Let me be perfectly clear from the outset, I am not condoning illegal activity nor am I suggesting that those folks who make a parasitic living by cheating hardworking people out of their money should be admired or presented as role models in any way. Furthermore, I am certainly not looking to be controversial with this particularly embarrassing admission: I’ve always had a grudging respect for scammers.

Connivers, tricksters, you know the type. The sociopaths that dedicate their lives to finding new and inventive ways to sell suckers a box full of rocks. I can’t help but be impressed by their complete lack of scruples. I guess that speaks volumes about me but hey, I’m just keeping it real.

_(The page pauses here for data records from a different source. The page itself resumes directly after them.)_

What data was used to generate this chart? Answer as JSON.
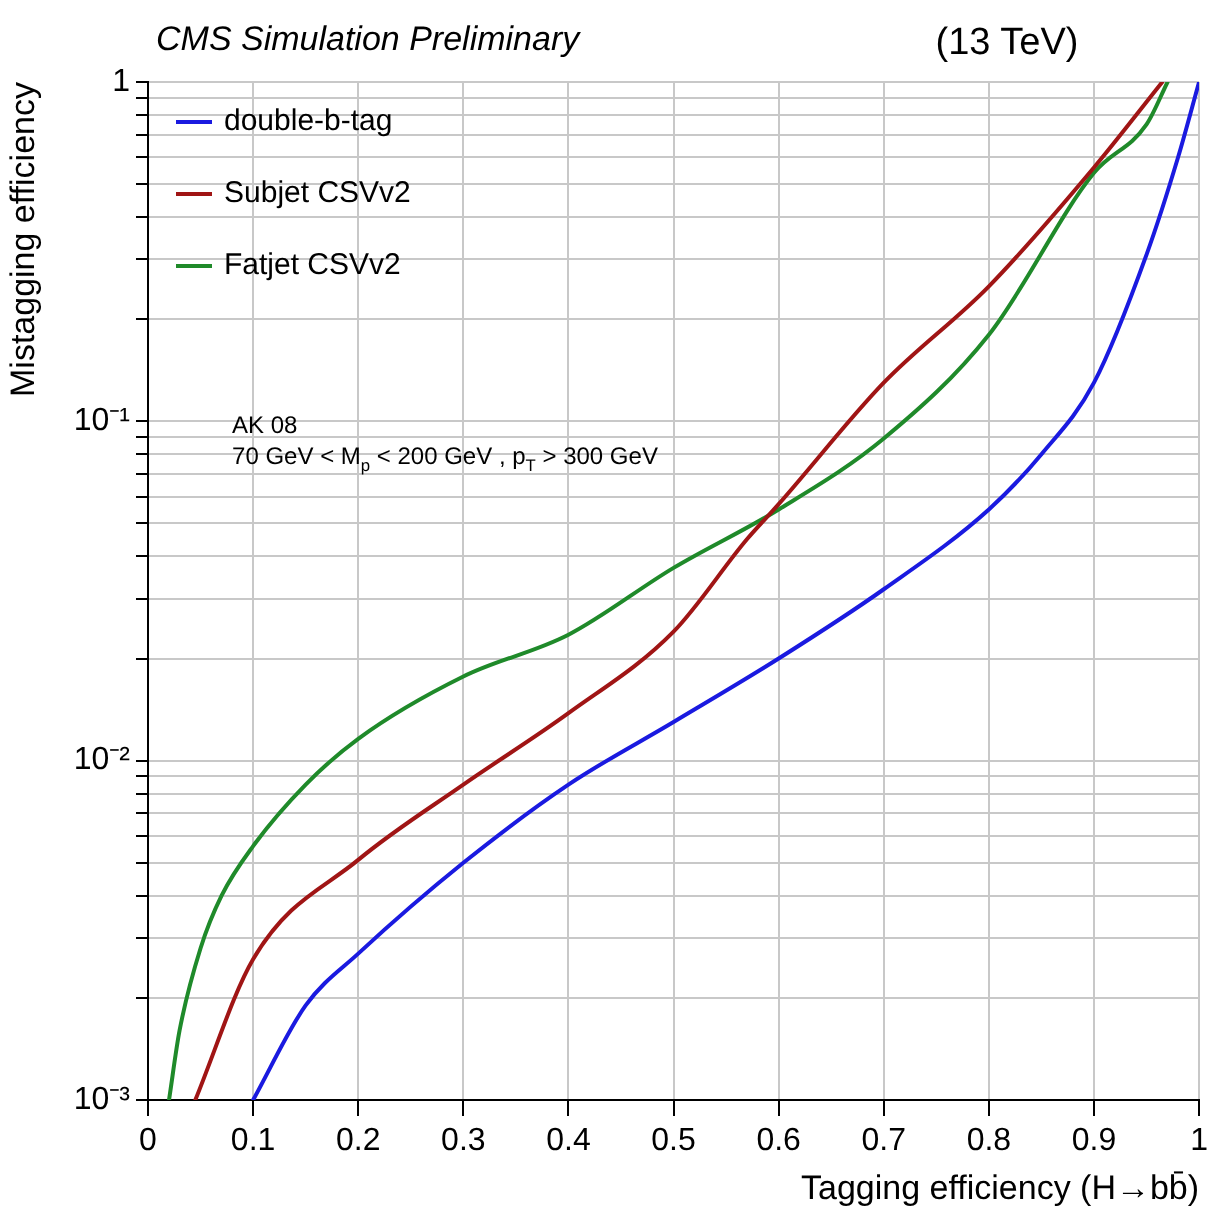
{
  "chart_data": {
    "type": "line",
    "title": "CMS Simulation Preliminary",
    "xlabel": "Tagging efficiency (H→bb̄)",
    "ylabel": "Mistagging efficiency",
    "annotations": [
      "(13 TeV)",
      "AK 08",
      "70 GeV < M$_{p}$ < 200 GeV , p$_{T}$ > 300 GeV"
    ],
    "log": "y",
    "grid": true,
    "legend": "top left",
    "marker": "none",
    "line_style": "solid",
    "xlim": [
      0,
      1
    ],
    "xticks": [
      0,
      0.1,
      0.2,
      0.3,
      0.4,
      0.5,
      0.6,
      0.7,
      0.8,
      0.9,
      1
    ],
    "ylim": [
      0.001,
      1
    ],
    "yticks": [
      {
        "value": 0.001,
        "label": "10⁻³"
      },
      {
        "value": 0.002,
        "label": null
      },
      {
        "value": 0.003,
        "label": null
      },
      {
        "value": 0.004,
        "label": null
      },
      {
        "value": 0.005,
        "label": null
      },
      {
        "value": 0.006,
        "label": null
      },
      {
        "value": 0.007,
        "label": null
      },
      {
        "value": 0.008,
        "label": null
      },
      {
        "value": 0.009,
        "label": null
      },
      {
        "value": 0.01,
        "label": "10⁻²"
      },
      {
        "value": 0.02,
        "label": null
      },
      {
        "value": 0.03,
        "label": null
      },
      {
        "value": 0.04,
        "label": null
      },
      {
        "value": 0.05,
        "label": null
      },
      {
        "value": 0.06,
        "label": null
      },
      {
        "value": 0.07,
        "label": null
      },
      {
        "value": 0.08,
        "label": null
      },
      {
        "value": 0.09,
        "label": null
      },
      {
        "value": 0.1,
        "label": "10⁻¹"
      },
      {
        "value": 0.2,
        "label": null
      },
      {
        "value": 0.3,
        "label": null
      },
      {
        "value": 0.4,
        "label": null
      },
      {
        "value": 0.5,
        "label": null
      },
      {
        "value": 0.6,
        "label": null
      },
      {
        "value": 0.7,
        "label": null
      },
      {
        "value": 0.8,
        "label": null
      },
      {
        "value": 0.9,
        "label": null
      },
      {
        "value": 1,
        "label": "1"
      }
    ],
    "series": [
      {
        "name": "double-b-tag",
        "color": "#1a1ae0",
        "x": [
          0.1,
          0.15,
          0.2,
          0.3,
          0.4,
          0.5,
          0.6,
          0.7,
          0.8,
          0.85,
          0.9,
          0.95,
          0.98,
          1
        ],
        "values": [
          0.001,
          0.0019,
          0.0027,
          0.005,
          0.0085,
          0.013,
          0.02,
          0.032,
          0.055,
          0.08,
          0.13,
          0.31,
          0.6,
          1
        ]
      },
      {
        "name": "Subjet CSVv2",
        "color": "#a01515",
        "x": [
          0.045,
          0.1,
          0.2,
          0.3,
          0.4,
          0.5,
          0.57,
          0.6,
          0.7,
          0.8,
          0.9,
          0.965
        ],
        "values": [
          0.001,
          0.0026,
          0.0051,
          0.0085,
          0.0138,
          0.024,
          0.045,
          0.057,
          0.13,
          0.25,
          0.56,
          1
        ]
      },
      {
        "name": "Fatjet CSVv2",
        "color": "#1f8a2a",
        "x": [
          0.02,
          0.03,
          0.05,
          0.07,
          0.1,
          0.15,
          0.2,
          0.3,
          0.4,
          0.5,
          0.6,
          0.7,
          0.8,
          0.9,
          0.95,
          0.97
        ],
        "values": [
          0.001,
          0.0016,
          0.0028,
          0.004,
          0.0056,
          0.0085,
          0.0116,
          0.0177,
          0.0235,
          0.037,
          0.055,
          0.089,
          0.18,
          0.54,
          0.75,
          1
        ]
      }
    ]
  }
}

This week’s Tech Term is cramming and from my introduction it’s pretty clear that this doesn’t mean studying for an exam at the very last minute. According to the FCC cramming is the practice of placing unauthorized, misleading or deceptive charges on your telephone bill. Crammers rely on confusing telephone bills in an attempt to trick consumers into paying for services they did not authorize or receive, or that cost more than the consumer was led to believe.

Ooooohhh, rascally!

The charges are often for non-basic services such as Caller ID or Voice Mail but more recently text message cramming has become popular on mobile devices. Slick SMS services will text you with an offer for their product but buried in the message will be an opt-out option. You will be billed for the service unless you respond to the text.

Tricksy, very tricksy

You know, crammers really do give con-men a bad name. Where’s the artistry? This scam shows no creativity at all. No need to lay on the charm, no elaborate rouse to gain the trust of a mark. Crammers simply rely on the majority of us that rarely, if ever, analyze our phone bills and just pay. According to The New York Times a U.S. Senate committee investigation into land-line cramming put the dollar amount at $2 billion a year. That’s BILLION, with a B.

Obviously an excellent way to protect yourself from getting crammed is by going over your phone bills every month and immediately disputing any suspicious charges. If you’ve been the victim of cramming you can file a complaint with the Federal Communications Commission or the Federal Trade Commission if you see suspect non-telephone services on your telephone bill.

Cramming, your Pop Tech Jam tech term of the week.